In "One Amazing Thing" nine people who were waiting for Visas in the Indian Embassy are caught together in an earthquake. How they react, what they think, and what they feel makes the theater for this drama.

Early in the novel we get a quick introduction to the characters, and then experience with them the effects of a major earthquake. Divakaruni introduces each character and how they feel while they are testing their situation. Slowly they come to know their circumstance and a bit about each other. At first we get a superficial sketch of each character, then, while they are waiting for rescue, each character is asked to share one amazing thing that has happened in thier life. As each tells a tale about an event in their life we come to know them as people.
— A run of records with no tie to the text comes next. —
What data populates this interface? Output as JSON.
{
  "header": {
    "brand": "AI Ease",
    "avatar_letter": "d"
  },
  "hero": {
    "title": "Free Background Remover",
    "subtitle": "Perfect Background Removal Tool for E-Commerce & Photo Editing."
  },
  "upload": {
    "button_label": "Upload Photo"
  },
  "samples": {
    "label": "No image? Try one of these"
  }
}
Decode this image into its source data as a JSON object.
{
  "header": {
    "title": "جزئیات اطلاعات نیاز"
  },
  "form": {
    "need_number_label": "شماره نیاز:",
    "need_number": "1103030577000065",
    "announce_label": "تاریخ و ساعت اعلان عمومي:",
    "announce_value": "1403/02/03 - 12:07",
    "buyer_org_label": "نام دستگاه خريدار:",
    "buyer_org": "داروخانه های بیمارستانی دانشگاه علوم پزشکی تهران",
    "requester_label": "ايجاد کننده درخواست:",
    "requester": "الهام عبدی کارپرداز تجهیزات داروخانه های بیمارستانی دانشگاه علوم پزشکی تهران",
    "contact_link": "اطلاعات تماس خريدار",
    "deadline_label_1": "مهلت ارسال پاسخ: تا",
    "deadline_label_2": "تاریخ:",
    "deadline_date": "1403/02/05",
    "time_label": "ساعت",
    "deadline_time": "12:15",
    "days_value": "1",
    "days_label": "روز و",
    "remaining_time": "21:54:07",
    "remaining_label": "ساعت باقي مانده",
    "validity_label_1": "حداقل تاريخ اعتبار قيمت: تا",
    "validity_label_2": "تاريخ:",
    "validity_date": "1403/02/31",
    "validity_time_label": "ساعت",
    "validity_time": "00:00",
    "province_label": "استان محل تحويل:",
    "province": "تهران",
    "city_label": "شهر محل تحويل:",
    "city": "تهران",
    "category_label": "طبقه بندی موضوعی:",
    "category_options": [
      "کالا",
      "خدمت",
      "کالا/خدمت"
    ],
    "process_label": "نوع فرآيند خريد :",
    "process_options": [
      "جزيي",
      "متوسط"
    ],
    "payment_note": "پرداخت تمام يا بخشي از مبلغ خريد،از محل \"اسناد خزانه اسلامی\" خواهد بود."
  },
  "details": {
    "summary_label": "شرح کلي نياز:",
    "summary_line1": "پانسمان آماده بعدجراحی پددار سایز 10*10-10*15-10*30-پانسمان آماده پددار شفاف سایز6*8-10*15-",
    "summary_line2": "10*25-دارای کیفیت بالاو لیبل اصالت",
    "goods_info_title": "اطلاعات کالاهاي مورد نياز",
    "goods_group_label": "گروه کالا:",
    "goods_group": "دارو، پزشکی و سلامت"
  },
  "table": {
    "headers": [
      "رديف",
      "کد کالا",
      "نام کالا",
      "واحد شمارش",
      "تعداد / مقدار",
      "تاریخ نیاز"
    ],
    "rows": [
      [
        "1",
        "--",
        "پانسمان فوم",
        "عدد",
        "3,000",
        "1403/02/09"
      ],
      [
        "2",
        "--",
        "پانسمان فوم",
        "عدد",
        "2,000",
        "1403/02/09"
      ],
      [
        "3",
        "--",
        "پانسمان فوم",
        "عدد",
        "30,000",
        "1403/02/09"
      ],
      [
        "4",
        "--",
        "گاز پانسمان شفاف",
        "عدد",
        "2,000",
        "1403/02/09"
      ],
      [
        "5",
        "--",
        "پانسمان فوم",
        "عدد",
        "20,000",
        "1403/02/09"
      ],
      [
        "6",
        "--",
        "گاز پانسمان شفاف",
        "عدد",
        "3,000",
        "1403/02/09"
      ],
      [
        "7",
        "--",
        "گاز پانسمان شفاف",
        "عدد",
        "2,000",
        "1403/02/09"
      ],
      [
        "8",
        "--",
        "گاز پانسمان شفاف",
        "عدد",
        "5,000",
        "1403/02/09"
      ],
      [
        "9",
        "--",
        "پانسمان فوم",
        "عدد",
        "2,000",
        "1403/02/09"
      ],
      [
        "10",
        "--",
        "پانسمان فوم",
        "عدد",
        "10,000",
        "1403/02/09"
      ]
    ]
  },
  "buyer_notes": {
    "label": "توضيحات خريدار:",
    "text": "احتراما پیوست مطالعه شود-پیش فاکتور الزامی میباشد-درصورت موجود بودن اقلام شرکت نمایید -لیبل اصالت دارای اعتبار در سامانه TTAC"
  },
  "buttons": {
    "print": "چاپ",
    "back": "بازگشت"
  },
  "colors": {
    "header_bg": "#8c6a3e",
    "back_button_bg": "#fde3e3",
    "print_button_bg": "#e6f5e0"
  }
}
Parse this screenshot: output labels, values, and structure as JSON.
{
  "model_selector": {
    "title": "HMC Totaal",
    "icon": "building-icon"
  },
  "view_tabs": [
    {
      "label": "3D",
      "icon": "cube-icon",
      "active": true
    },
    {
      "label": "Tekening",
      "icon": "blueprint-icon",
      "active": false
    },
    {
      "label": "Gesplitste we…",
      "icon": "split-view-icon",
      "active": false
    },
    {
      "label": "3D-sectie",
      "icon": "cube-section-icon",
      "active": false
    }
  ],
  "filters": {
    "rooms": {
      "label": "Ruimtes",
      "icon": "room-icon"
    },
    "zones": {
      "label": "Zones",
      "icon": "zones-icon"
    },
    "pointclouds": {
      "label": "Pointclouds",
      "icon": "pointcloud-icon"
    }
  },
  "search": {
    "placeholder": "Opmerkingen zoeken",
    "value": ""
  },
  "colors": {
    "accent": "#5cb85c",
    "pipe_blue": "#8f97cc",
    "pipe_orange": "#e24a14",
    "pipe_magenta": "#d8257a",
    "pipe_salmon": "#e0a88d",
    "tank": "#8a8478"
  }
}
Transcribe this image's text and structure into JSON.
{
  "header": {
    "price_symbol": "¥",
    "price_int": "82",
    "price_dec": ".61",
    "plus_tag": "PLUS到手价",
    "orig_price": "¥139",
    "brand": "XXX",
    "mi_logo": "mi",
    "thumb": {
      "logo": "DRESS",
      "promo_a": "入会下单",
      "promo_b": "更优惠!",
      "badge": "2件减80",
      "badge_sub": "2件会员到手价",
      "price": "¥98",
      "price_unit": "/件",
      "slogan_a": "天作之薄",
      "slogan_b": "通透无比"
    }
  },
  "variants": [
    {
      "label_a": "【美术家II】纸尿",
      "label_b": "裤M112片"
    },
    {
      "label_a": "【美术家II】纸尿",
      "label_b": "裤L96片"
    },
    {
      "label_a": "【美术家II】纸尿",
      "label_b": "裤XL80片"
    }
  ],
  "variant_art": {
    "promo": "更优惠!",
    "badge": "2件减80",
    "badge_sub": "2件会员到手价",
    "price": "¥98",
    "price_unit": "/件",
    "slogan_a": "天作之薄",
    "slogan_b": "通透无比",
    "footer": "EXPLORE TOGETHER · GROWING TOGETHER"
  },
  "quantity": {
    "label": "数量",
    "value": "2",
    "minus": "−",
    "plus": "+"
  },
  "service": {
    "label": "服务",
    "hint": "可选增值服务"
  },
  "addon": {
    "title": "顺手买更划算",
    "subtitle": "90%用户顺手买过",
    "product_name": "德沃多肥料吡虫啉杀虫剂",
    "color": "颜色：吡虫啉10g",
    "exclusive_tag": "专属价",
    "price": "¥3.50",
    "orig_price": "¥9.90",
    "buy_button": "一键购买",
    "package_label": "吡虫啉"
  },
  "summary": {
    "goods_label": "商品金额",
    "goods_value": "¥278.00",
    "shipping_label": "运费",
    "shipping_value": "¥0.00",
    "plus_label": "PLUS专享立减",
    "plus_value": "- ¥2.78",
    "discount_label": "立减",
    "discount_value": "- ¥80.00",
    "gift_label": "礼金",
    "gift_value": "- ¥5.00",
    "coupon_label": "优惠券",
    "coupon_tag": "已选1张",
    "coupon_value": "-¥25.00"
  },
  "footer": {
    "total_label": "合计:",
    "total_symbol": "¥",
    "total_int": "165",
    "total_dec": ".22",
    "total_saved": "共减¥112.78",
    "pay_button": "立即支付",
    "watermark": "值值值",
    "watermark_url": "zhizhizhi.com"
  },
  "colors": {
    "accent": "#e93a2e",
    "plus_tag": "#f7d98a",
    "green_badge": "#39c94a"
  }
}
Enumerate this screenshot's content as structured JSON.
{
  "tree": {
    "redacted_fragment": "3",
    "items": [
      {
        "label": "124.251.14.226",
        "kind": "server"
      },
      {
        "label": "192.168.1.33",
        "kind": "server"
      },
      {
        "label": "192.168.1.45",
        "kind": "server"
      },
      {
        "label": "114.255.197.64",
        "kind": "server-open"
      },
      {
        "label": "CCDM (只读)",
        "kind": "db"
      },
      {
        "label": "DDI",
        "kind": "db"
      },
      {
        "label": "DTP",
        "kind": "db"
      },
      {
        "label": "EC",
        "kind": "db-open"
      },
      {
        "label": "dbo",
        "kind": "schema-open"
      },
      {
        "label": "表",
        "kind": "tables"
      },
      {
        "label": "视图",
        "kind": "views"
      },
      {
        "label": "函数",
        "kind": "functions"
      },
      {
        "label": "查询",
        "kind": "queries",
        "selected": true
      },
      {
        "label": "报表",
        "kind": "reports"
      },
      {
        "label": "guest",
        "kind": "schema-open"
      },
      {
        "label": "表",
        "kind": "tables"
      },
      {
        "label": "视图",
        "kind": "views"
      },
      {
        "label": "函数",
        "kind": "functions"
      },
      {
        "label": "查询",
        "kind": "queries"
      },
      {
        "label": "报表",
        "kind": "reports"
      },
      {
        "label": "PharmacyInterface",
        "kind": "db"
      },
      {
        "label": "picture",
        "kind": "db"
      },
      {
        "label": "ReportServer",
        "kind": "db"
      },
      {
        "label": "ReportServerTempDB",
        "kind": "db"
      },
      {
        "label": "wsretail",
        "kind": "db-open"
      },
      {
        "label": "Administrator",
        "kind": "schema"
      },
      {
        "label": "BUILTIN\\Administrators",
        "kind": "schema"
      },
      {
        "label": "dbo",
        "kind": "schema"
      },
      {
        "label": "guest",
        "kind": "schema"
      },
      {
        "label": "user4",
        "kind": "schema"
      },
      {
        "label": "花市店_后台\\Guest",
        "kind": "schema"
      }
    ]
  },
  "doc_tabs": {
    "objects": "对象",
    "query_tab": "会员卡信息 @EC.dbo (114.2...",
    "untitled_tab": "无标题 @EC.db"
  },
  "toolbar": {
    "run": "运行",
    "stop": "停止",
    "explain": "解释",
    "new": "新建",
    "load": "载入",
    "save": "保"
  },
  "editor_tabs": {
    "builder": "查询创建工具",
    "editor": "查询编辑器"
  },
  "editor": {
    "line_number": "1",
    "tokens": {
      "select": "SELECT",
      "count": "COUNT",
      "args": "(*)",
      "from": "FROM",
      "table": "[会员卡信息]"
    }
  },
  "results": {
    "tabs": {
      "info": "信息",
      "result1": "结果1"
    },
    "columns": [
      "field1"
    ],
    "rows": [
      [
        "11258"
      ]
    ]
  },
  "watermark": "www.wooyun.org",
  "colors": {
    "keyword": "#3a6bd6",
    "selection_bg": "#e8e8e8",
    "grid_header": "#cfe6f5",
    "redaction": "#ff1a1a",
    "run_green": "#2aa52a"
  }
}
The nine stories are varied in style and attitude. The nine characters have little in common, and their tales are not related. However, the stories are absorbing and each has its attraction.

"One Amazing Thing" is a different book. Divakaruni's novel has many good qualities. The descriptions of the scenes are detailed and colorful. The characterization is clear, well developed, and the characters are three dimensional.

Normally people sitting in a waiting room together barely relate to each other. Each person participates in an individual activity. Some read, others knit, play games, work crossword puzzles, or simply meditate. But, put them in an emergency situation together and they interact, not always as they expect. While each character tells about events that amazed them, they reveal much about their inner self. This is an captivating book.